Ramenée par on ne sait par quel miracle, Catherine Hardwick (oui oui la réalisatrice de Twilight!) adapte, elle aussi, une nouvelle pas bien excitante de Lovecraft, d’ailleurs déjà illustrée par Stuart Gordon dans la saison 1 de Masters of Horror: pour sa version de Dreams in the witch house, Hardwick respecte le matériel de base, tartine ses décors gothiques de toutes les couleurs imaginables, et semble se condamner à la jouer Tim Burton avec une fausse moustache. De l’horror fantasy un peu toc, guidée par un Rupert Grint au charisme tout relatif. On souffle, mais certains pourront être probablement charmés par ce conte cruel…
Arrive alors la conclusion avec ce que Del Toro considère probablement comme ses chouchous, à savoir ce poseur de Panos Cosmatos et l’Australienne Jennifer Kent. Le réalisateur de Mandy signe The Viewing et emporte, avec le Prior, largement la palme du segment giga chaos, avec sa réunion en vase-clos tournant au bordel tromaesque. De son choix de casting (Eric André, Sofia Boutella, Charlyne Yi et un Peter Weller qu’on a un grand plaisir à retrouver en gourou chelou) en passant par la beauté formelle des images (les chaudes seventies en 35mm: on aime), plus rien ne sera pareil: Cosmatos fait ce qu’il a envie, quitte à se tenir loin de ses comparses. En résulte une longue séance hallucinogène où ça sent comme ça fume la moquette, où les substances illicites semblent à portée de main (et de nez), où l’on se laisse fondre dans une torpeur gluante jusqu’au plan final jouissif. Comme si enfin, le fiston du réalisateur de Cobra, avait réussi à marier les errances psyché du cinéma des années 70 et la décadence gore du cinéma des années 80. Nous voilà servis et repus.

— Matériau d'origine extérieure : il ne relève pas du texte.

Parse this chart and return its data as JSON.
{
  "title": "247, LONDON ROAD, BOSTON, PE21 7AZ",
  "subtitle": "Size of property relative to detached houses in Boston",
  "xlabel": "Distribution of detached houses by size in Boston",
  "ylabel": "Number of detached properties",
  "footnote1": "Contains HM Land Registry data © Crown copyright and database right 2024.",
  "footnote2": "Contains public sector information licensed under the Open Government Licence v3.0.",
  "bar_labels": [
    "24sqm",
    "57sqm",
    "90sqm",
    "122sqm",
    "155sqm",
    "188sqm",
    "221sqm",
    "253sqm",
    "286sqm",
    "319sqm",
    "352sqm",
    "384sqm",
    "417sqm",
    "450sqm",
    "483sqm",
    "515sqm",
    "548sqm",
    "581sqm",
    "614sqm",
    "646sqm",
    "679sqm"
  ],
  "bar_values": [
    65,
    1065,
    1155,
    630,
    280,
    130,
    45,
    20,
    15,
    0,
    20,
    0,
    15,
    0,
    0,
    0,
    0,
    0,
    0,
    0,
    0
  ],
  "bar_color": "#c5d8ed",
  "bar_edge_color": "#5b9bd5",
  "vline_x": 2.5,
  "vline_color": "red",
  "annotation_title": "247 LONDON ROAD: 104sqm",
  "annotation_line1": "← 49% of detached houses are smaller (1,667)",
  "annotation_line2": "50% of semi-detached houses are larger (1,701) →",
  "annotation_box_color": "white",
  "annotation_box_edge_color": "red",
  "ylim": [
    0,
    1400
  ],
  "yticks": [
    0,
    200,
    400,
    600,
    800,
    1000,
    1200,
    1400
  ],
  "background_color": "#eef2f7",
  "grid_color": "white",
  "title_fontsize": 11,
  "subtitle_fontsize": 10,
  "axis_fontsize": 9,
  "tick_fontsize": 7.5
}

Clôturant tristement une anthologie inégale mais finalement réjouissante dans son évidente générosité, Jennifer Kent fait un faux pas de plus avec The Murmuring: comment, en 2022, trouver la motivation pour tourner une histoire de couple endeuillé louant une maison hantée avec gamin ectoplasmique en option??! Malgré son cadre poétique (les deux personnages principaux ont consacré leur vie à étudier les nuées d’oiseaux), tout ressemble à un film projeté un dimanche matin de janvier à Gerardmer. Certains admireront la finesse du trait, nous, on sort le coussin et le plaid. Malgré toutes les déroutes, les longueurs, les hésitations, les choix discutables… avouons que nous sommes tout à fait in pour une seconde saison. En espérant y voir John Hyams, Valerie & Joseph Winter, David Bruckner, Roseanne Lang, Alex Garland, Julia Ducournau, Robert Jabbaz, Oz Perkins, Leigh Whannell, Karyn Kusama, Juan Carlos Medina, Romola Garai… Believe, comme chantait l’autre… J.M.